Aucune loi fédérale ne garantit actuellement la protection immédiate des victimes d'actes de violence chez elles. Quelques cantons ont esquissé des solutions qui sont cependant encore loin d'être satisfaisantes. L'Autriche dispose d'une loi depuis mai 1997. Les auteurs d'actes de violence sont expulsés de leur domicile par la police. Ils doivent remettre leur clé et ne peuvent rentrer chez eux pendant dix jours. En cas d'inobservation de cette interdiction, ils sont punis. Les victimes sont conseillées et informées de leurs droits. Lorsque la poursuite de la vie commune avec l'auteur des actes de violence n'est plus supportable et que la protection doit être prolongée au-delà de dix jours, une ordonnance d'expulsion doit être requise. Dans un premier temps, cette ordonnance est valable pendant trois mois : l'auteur des actes de violence doit quitter le domicile et ses environs immédiats et n'a pas le droit de rentrer lui. Il n'a pas non plus le droit de s'approcher de certains lieux que les membres de la famille fréquentent telle que l'école, le jardin d'enfants ou le lieu de travail. Il doit éviter toute rencontre et tout contact avec ses victimes. Les lieux interdits doivent être fixés de manière précise. Le contrôle incombe à la police qui doit également intervenir si l'auteur des actes de violence pénètre dans la zone de protection.

L'expérience autrichienne est positive et montre que la loi contre la violence domestique permet parfois de désamorcer les crises. L'Allemagne devrait se doter d'une telle loi très prochainement. Le Conseil de l'Europe préconise par ailleurs des mesures afin de protéger les femmes et les enfants victimes de la violence.

Verhandlungen

Le Conseil national a approuvé le projet par 119 voix contre 26 et a rejeté les deux propositions de la minorité. S'agissant de l'art.28b al.3bis, une majorité a partagé l'avis du conseiller fédéral Christoph Blocher selon lequel cette question doit être réglée par le droit des étrangers et a été prise en compte dans le cadre de la révision de celui-ci.
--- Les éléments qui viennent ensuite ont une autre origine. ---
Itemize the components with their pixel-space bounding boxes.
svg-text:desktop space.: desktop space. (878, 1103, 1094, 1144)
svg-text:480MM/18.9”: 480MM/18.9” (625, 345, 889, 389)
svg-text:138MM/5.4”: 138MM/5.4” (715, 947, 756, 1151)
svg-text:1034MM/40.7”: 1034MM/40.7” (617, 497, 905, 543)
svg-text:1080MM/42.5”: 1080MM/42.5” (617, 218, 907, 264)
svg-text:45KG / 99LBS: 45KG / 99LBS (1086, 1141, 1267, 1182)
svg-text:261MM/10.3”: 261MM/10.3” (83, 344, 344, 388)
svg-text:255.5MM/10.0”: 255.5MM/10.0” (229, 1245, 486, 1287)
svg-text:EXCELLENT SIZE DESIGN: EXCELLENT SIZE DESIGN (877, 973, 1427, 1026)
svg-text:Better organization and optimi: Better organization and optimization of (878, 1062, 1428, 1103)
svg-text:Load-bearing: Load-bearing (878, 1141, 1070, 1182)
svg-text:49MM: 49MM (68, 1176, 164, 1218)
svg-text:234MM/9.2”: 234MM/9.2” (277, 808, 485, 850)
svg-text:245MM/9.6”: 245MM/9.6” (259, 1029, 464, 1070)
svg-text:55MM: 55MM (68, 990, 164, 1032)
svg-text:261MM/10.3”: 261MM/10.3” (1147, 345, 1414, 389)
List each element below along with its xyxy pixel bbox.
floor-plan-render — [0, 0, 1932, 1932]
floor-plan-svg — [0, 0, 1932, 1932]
Le Conseil des États a décidé à l'unanimité d'adhérer à la décision du Conseil national. Par 27 voix contre 12, le conseil a toutefois biffé l'alinéa 5 de l'art. 28b concernant les centres de consultation au motif que cette mesure empiète sur les compétences des cantons et ne respecte pas le principe de la compensation financière.

Le Conseil national s'est rallié à cette décision.